Resilience engineering
Resilience Engineering is a new approach to safety and risk management. Whereas conventional approaches to system safety are dominated by hindsight and emphasise error tabulation and probabilistic risk analysis, Resilience Engineering emphasizes an organisation's ability to adjust its functioning, prior to or following changes and disturbances, so that it can sustain operations even after a major mishap or in the presence of continuous stress. Resilience has previously proven to be a useful construct in analyzing the persistence, stability and flexibility of ecological systems, for many decades. Applied to engineering of safe systems, the focus is on the following three abilities:

  • The ability to respond, quickly and efficiently, to regular disturbances and threats.
  • The ability continuously to monitor for irregular disturbances and threats, and to revise the basis for the monitoring when needed.

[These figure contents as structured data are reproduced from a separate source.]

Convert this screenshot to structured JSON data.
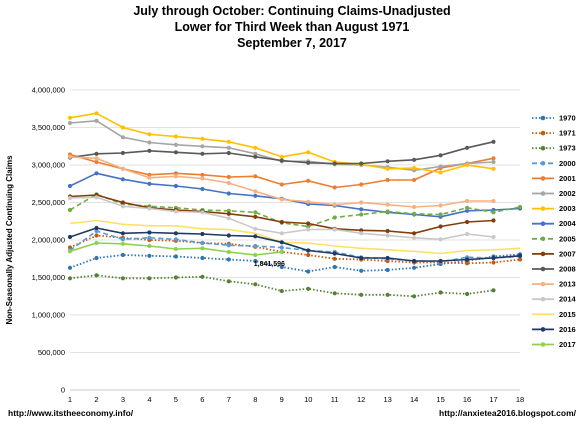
{
  "header": {
    "title_line1": "July through October:  Continuing Claims-Unadjusted",
    "title_line2": "Lower for Third Week than August 1971",
    "title_line3": "September 7, 2017"
  },
  "footer": {
    "source_left": "http://www.itstheeconomy.info/",
    "source_right": "http://anxietea2016.blogspot.com/"
  },
  "chart_data": {
    "type": "line",
    "title": "July through October:  Continuing Claims-Unadjusted",
    "ylabel": "Non-Seasonally Adjusted Continuing Claims",
    "xlabel": "",
    "x": [
      1,
      2,
      3,
      4,
      5,
      6,
      7,
      8,
      9,
      10,
      11,
      12,
      13,
      14,
      15,
      16,
      17,
      18
    ],
    "xlim": [
      1,
      18
    ],
    "ylim": [
      0,
      4000000
    ],
    "yticks": [
      0,
      500000,
      1000000,
      1500000,
      2000000,
      2500000,
      3000000,
      3500000,
      4000000
    ],
    "ytick_labels": [
      "0",
      "500,000",
      "1,000,000",
      "1,500,000",
      "2,000,000",
      "2,500,000",
      "3,000,000",
      "3,500,000",
      "4,000,000"
    ],
    "grid": "horizontal",
    "legend_position": "right",
    "annotation": {
      "text": "1,841,596",
      "x": 9,
      "y": 1841596
    },
    "series": [
      {
        "name": "1970",
        "color": "#2e75b6",
        "style": "dotted",
        "marker": "circle",
        "values": [
          1630000,
          1760000,
          1800000,
          1790000,
          1780000,
          1760000,
          1740000,
          1720000,
          1640000,
          1580000,
          1640000,
          1590000,
          1600000,
          1630000,
          1680000,
          1720000,
          1780000,
          1810000
        ]
      },
      {
        "name": "1971",
        "color": "#c55a11",
        "style": "dotted",
        "marker": "circle",
        "values": [
          1900000,
          2060000,
          2030000,
          2000000,
          1990000,
          1960000,
          1950000,
          1910000,
          1841596,
          1800000,
          1750000,
          1740000,
          1720000,
          1700000,
          1700000,
          1690000,
          1700000,
          1740000
        ]
      },
      {
        "name": "1973",
        "color": "#548235",
        "style": "dotted",
        "marker": "circle",
        "values": [
          1490000,
          1530000,
          1490000,
          1490000,
          1500000,
          1510000,
          1450000,
          1410000,
          1320000,
          1350000,
          1290000,
          1270000,
          1270000,
          1250000,
          1300000,
          1280000,
          1330000,
          null
        ]
      },
      {
        "name": "2000",
        "color": "#5b9bd5",
        "style": "dashed",
        "marker": "circle",
        "values": [
          1860000,
          2120000,
          2010000,
          2030000,
          2010000,
          1960000,
          1930000,
          1920000,
          1900000,
          1860000,
          1840000,
          1770000,
          1750000,
          1720000,
          1710000,
          1770000,
          1760000,
          1780000
        ]
      },
      {
        "name": "2001",
        "color": "#ed7d31",
        "style": "solid",
        "marker": "circle",
        "values": [
          3140000,
          3040000,
          2950000,
          2870000,
          2890000,
          2870000,
          2840000,
          2850000,
          2740000,
          2790000,
          2700000,
          2740000,
          2800000,
          2800000,
          2960000,
          3020000,
          3090000,
          null
        ]
      },
      {
        "name": "2002",
        "color": "#a5a5a5",
        "style": "solid",
        "marker": "circle",
        "values": [
          3560000,
          3590000,
          3370000,
          3300000,
          3270000,
          3250000,
          3230000,
          3150000,
          3050000,
          3050000,
          3010000,
          3000000,
          2970000,
          2930000,
          2980000,
          3020000,
          3040000,
          null
        ]
      },
      {
        "name": "2003",
        "color": "#ffc000",
        "style": "solid",
        "marker": "circle",
        "values": [
          3630000,
          3690000,
          3500000,
          3410000,
          3380000,
          3350000,
          3310000,
          3230000,
          3110000,
          3170000,
          3040000,
          3010000,
          2950000,
          2960000,
          2900000,
          3000000,
          2950000,
          null
        ]
      },
      {
        "name": "2004",
        "color": "#4472c4",
        "style": "solid",
        "marker": "circle",
        "values": [
          2720000,
          2890000,
          2810000,
          2750000,
          2720000,
          2680000,
          2620000,
          2590000,
          2550000,
          2480000,
          2460000,
          2410000,
          2370000,
          2340000,
          2310000,
          2390000,
          2400000,
          2420000
        ]
      },
      {
        "name": "2005",
        "color": "#70ad47",
        "style": "dashed",
        "marker": "circle",
        "values": [
          2400000,
          2610000,
          2480000,
          2450000,
          2430000,
          2400000,
          2390000,
          2370000,
          2230000,
          2180000,
          2300000,
          2340000,
          2380000,
          2350000,
          2340000,
          2430000,
          2370000,
          2440000
        ]
      },
      {
        "name": "2007",
        "color": "#843c0c",
        "style": "solid",
        "marker": "circle",
        "values": [
          2580000,
          2600000,
          2500000,
          2430000,
          2400000,
          2380000,
          2350000,
          2310000,
          2240000,
          2220000,
          2150000,
          2130000,
          2120000,
          2090000,
          2180000,
          2240000,
          2260000,
          null
        ]
      },
      {
        "name": "2008",
        "color": "#595959",
        "style": "solid",
        "marker": "circle",
        "values": [
          3100000,
          3150000,
          3160000,
          3190000,
          3170000,
          3150000,
          3160000,
          3110000,
          3060000,
          3030000,
          3020000,
          3020000,
          3050000,
          3070000,
          3130000,
          3230000,
          3310000,
          null
        ]
      },
      {
        "name": "2013",
        "color": "#f4b183",
        "style": "solid",
        "marker": "circle",
        "values": [
          3110000,
          3090000,
          2950000,
          2830000,
          2850000,
          2820000,
          2760000,
          2650000,
          2540000,
          2510000,
          2470000,
          2500000,
          2470000,
          2440000,
          2460000,
          2520000,
          2520000,
          null
        ]
      },
      {
        "name": "2014",
        "color": "#c9c9c9",
        "style": "solid",
        "marker": "circle",
        "values": [
          2560000,
          2570000,
          2450000,
          2420000,
          2380000,
          2370000,
          2290000,
          2150000,
          2090000,
          2140000,
          2140000,
          2090000,
          2060000,
          2030000,
          2010000,
          2080000,
          2040000,
          null
        ]
      },
      {
        "name": "2015",
        "color": "#ffe066",
        "style": "solid",
        "marker": "none",
        "values": [
          2220000,
          2260000,
          2210000,
          2190000,
          2190000,
          2150000,
          2140000,
          2090000,
          1970000,
          1960000,
          1920000,
          1890000,
          1870000,
          1850000,
          1820000,
          1860000,
          1870000,
          1890000
        ]
      },
      {
        "name": "2016",
        "color": "#203864",
        "style": "solid",
        "marker": "circle",
        "values": [
          2040000,
          2160000,
          2090000,
          2100000,
          2090000,
          2080000,
          2060000,
          2050000,
          1970000,
          1860000,
          1820000,
          1760000,
          1760000,
          1720000,
          1720000,
          1740000,
          1760000,
          1790000
        ]
      },
      {
        "name": "2017",
        "color": "#8fd14f",
        "style": "solid",
        "marker": "circle",
        "values": [
          1850000,
          1960000,
          1950000,
          1920000,
          1880000,
          1890000,
          1840000,
          1800000,
          1841596,
          null,
          null,
          null,
          null,
          null,
          null,
          null,
          null,
          null
        ]
      }
    ]
  }
}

  • The ability to anticipate future changes in the environment that may affect the system’s ability to function, and the willingness to prepare against these changes even if the outcome is uncertain.
Resilience engineering provides the methods by which a system’s resilience can be gauged or measured, and the means by which a system’s resilience can be improved.

Accident investigation
Accident investigations both regard explaining what happened, and proposing remedial actions. When an accident has happened, the investigation often manages to clarify some of the causes, however, the remedial actions should prevent a broader ranged of future accidents than identical negative events.  A complicating factor is that usually, the more serious the accident is, the less important the triggering event is. Serious accidents often have many latent conditions, creating a dangerous environment, formed over a long time. These factors may combine with a rather innocent act or event, to trigger the events leading to an accident. Over the years, many different accident models have been used, to describe general principles of causation and defence, for incidents, accidents, and disasters. The models have been developed to explain causation in accidents in systems with widely differing characteristics. From systems of one machine operated by one operator, to nuclear power plants with complex connections and dependencies between parts and actors. Our research in this area focuses on how effective remedial actions can be designed, and how that work is affected by the explicit or implicit accident models of the designers and analysts.